A is said to be elementary if A is isomorphic to some $K(H)$ or $M_n$.
A C*-subalgebra $B$ is said to be hereditary if for every $0≤a≤b∈B$ we have $a∈B$.
I wanted to know that is this statement true?
every hereditary C-subalgebra of a non-elementary simple C-algebra has infinite dimensions?
If so, could you help me to prove it?
This is true in the separable case (and more generally) and a consequence of Larry Brown's stable isomorphism theorem (1977 Pacific Journal of Math). A special case of his theorem states: If $A$ is a separable, simple C*-algebra and $B$ is a hereditary subalgebra of $A$, then $A\otimes K(H)\cong B\otimes K(H).$ One could probably answer your question in the general case from the separable case.

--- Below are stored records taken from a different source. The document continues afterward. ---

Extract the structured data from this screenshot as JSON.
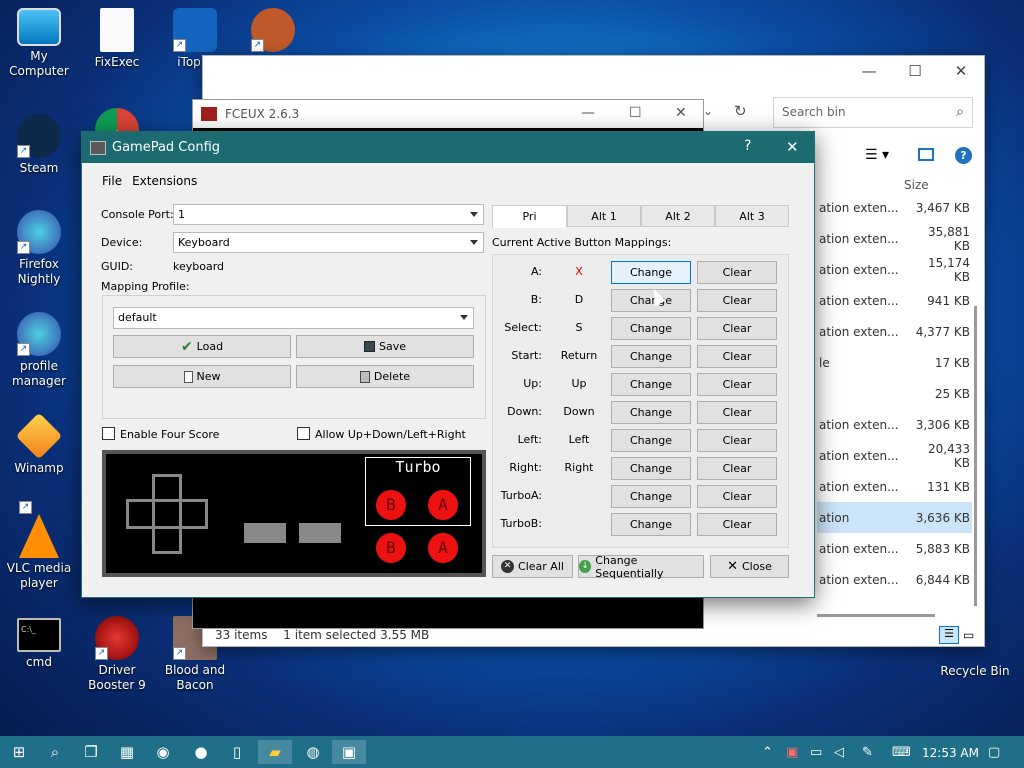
{
  "desktop": {
    "icons": [
      {
        "label": "My Computer",
        "icon": "monitor-icon"
      },
      {
        "label": "FixExec",
        "icon": "document-icon"
      },
      {
        "label": "iTop V",
        "icon": "shield-icon"
      },
      {
        "label": "Steam",
        "icon": "steam-icon"
      },
      {
        "label": "Firefox Nightly",
        "icon": "firefox-icon"
      },
      {
        "label": "profile manager",
        "icon": "firefox-icon"
      },
      {
        "label": "Winamp",
        "icon": "winamp-icon"
      },
      {
        "label": "VLC media player",
        "icon": "vlc-icon"
      },
      {
        "label": "cmd",
        "icon": "terminal-icon"
      },
      {
        "label": "Driver Booster 9",
        "icon": "gear-icon"
      },
      {
        "label": "Blood and Bacon",
        "icon": "game-icon"
      },
      {
        "label": "Recycle Bin",
        "icon": "recycle-icon"
      }
    ]
  },
  "explorer": {
    "search_placeholder": "Search bin",
    "size_header": "Size",
    "files": [
      {
        "name": "ation exten...",
        "size": "3,467 KB"
      },
      {
        "name": "ation exten...",
        "size": "35,881 KB"
      },
      {
        "name": "ation exten...",
        "size": "15,174 KB"
      },
      {
        "name": "ation exten...",
        "size": "941 KB"
      },
      {
        "name": "ation exten...",
        "size": "4,377 KB"
      },
      {
        "name": "le",
        "size": "17 KB"
      },
      {
        "name": "",
        "size": "25 KB"
      },
      {
        "name": "ation exten...",
        "size": "3,306 KB"
      },
      {
        "name": "ation exten...",
        "size": "20,433 KB"
      },
      {
        "name": "ation exten...",
        "size": "131 KB"
      },
      {
        "name": "ation",
        "size": "3,636 KB"
      },
      {
        "name": "ation exten...",
        "size": "5,883 KB"
      },
      {
        "name": "ation exten...",
        "size": "6,844 KB"
      }
    ],
    "status_items": "33 items",
    "status_selected": "1 item selected  3.55 MB"
  },
  "fceux": {
    "title": "FCEUX 2.6.3"
  },
  "dialog": {
    "title": "GamePad Config",
    "help": "?",
    "close": "✕",
    "menu": {
      "file": "File",
      "extensions": "Extensions"
    },
    "console_port_label": "Console Port:",
    "console_port_value": "1",
    "device_label": "Device:",
    "device_value": "Keyboard",
    "guid_label": "GUID:",
    "guid_value": "keyboard",
    "mapping_profile_label": "Mapping Profile:",
    "profile_value": "default",
    "load": "Load",
    "save": "Save",
    "new": "New",
    "delete": "Delete",
    "enable_four_score": "Enable Four Score",
    "allow_updown": "Allow Up+Down/Left+Right",
    "turbo_label": "Turbo",
    "btn_b": "B",
    "btn_a": "A",
    "tabs": [
      "Pri",
      "Alt 1",
      "Alt 2",
      "Alt 3"
    ],
    "mappings_label": "Current Active Button Mappings:",
    "change_label": "Change",
    "clear_label": "Clear",
    "mappings": [
      {
        "key": "A:",
        "value": "X",
        "red": true
      },
      {
        "key": "B:",
        "value": "D",
        "red": false
      },
      {
        "key": "Select:",
        "value": "S",
        "red": false
      },
      {
        "key": "Start:",
        "value": "Return",
        "red": false
      },
      {
        "key": "Up:",
        "value": "Up",
        "red": false
      },
      {
        "key": "Down:",
        "value": "Down",
        "red": false
      },
      {
        "key": "Left:",
        "value": "Left",
        "red": false
      },
      {
        "key": "Right:",
        "value": "Right",
        "red": false
      },
      {
        "key": "TurboA:",
        "value": "",
        "red": false
      },
      {
        "key": "TurboB:",
        "value": "",
        "red": false
      }
    ],
    "clear_all": "Clear All",
    "change_sequentially": "Change Sequentially",
    "close_button": "Close"
  },
  "taskbar": {
    "time": "12:53 AM"
  },
  "colors": {
    "dialog_title": "#1c6b70",
    "taskbar": "#1f6f89",
    "mapping_red": "#e00000"
  }
}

For your question: Suppose $A$ is (separable) non-elementary and simple and $B$ is a hereditary subalgebra. Brown's theorem implies that $A\otimes K(H)\cong B\otimes K(H).$ If $B$ were finite dimensional it would have to be isomorphic to $M_n$ (otherwise $A$ wouldn't be simple). This would imply that $A$ is stably isomorphic to $K(H)$ which is impossible (for example it would imply that $A$ is Type I, which it can't be because the only separable simple Type I C*-algebras are the elementary ones).